When the St. Louis wedding planner and mother of two saw the skinny, run-down horse at an auction in rural Missouri this summer, she knew she’d found her next project.
She never imagined the neglected mare descended from American horseracing legend Secretariat.
Parker attended the auction to pick up a saddle and some tack for the barn at the Kuhs Estate, the 150-acre farm her great-grandfather built in the 1920s, atop the Missouri River bluffs. Before the bidding, she strolled the stalls, looking at the horses.
“One was absolutely starved and pathetic,” Parker told AOL News. “She … looked like skin and bones.”
Despite her derelict condition, the horse displayed a positive temperament and bore a tattoo on her lip, the mark of a racehorse. A vet on hand explained to Parker that such declines were a common fate for racehorses in a down economy. Parker moved closer.
“I’d never seen something so … hideous. And yet when you approached her, she was very generous and kind.”
The horse charmed Parker, but Parker’s friends shook their heads. The horse was beyond redemption. “You can’t save everything. You can’t fix everything,” Parker recalled them saying. “They were very somber.”
Parker conceded, but a day later broke down in tears. She tracked the horse to its new owner, who bought her for $35 and was fattening her up to sell for slaughter. He sold the horse to Parker for $125.
Parker consulted a team of horse folk around the country, from a local hay expert to a network of thoroughbred rescuers. Her new horse entered rehab. After a few touch-and-go weeks, during which Parker steeled herself for the worst, the horse grew stronger.
Parker said the horse’s spirit helped pull her through.
“I’ve seen horses that are not anywhere near her shape, but like people they wallow in their station or their pecking order. Animals have a natural hierarchy. It’s usually determined by their appearance, their strength,” she explained.
Everything about her new horse’s appearance screamed “bottom of the barrel.” And yet, she carried herself with pride.
“Even in that condition, she had such a high self-esteem, you could tell. … She never acted, behaved, or held herself pathetically,” Parker said.
As the horse progressed, Parker discovered the source of her extraordinary spirit: exceptional genes.

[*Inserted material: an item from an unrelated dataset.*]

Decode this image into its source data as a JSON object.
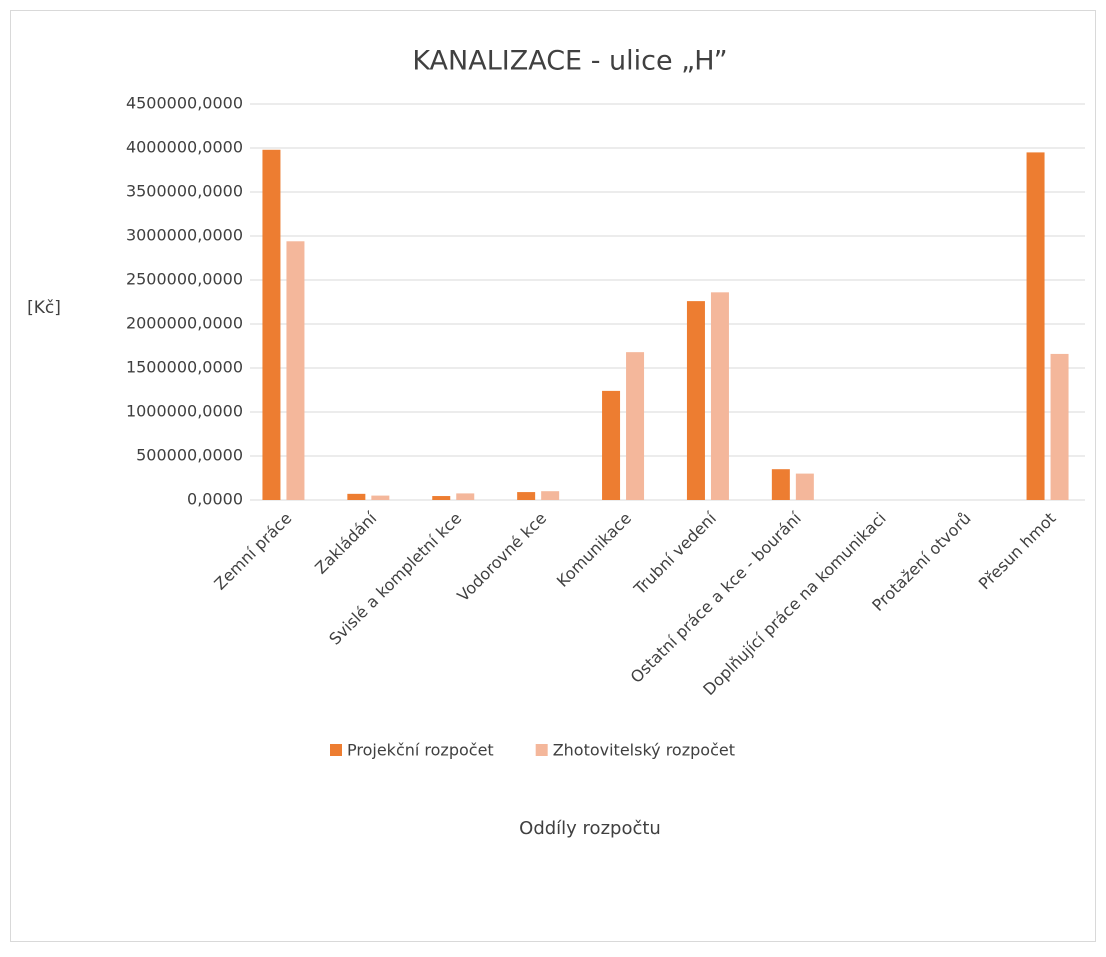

Parker used the horse’s tattoo numbers to try and identify her, but the horse’s numbers and the horse’s markings didn’t match up in the records. Then the horse had another bath, and as a white sock emerged on her left front foot, the horse’s true provenance emerged from the record books.
The sorry-looking, sweet-natured, strong-willed horse Parker had rescued was a 6-year-old, Kentucky-bred racehorse named Her Own Storm; daughter of 1995 Kentucky Derby contestant Pyramid Peak and great-great-granddaughter of 1973 Triple Crown winner Secretariat, who Americans are once again embracing as his story is retold on big screens across the country.
“It’s really apropos that she would be getting back to her peak shape where her relevancy is so in the pop-consciousness right now,” Parker said. “It’s fantastic.”
Parker doesn’t know where Storm has been since she was sold for $14,000 two years ago, but she knows where she’d like to see Storm next.
“I love her too much to have the rest of her life be in a pasture with a bunch of horses. She’s better than that,” Parker said. “I want her to be somebody’s one-and-only horse that they spend hours grooming.
“She doesn’t deserve to be a St. Louis farm horse. For everything that she’s been through, she deserves finer and I want her to have it.”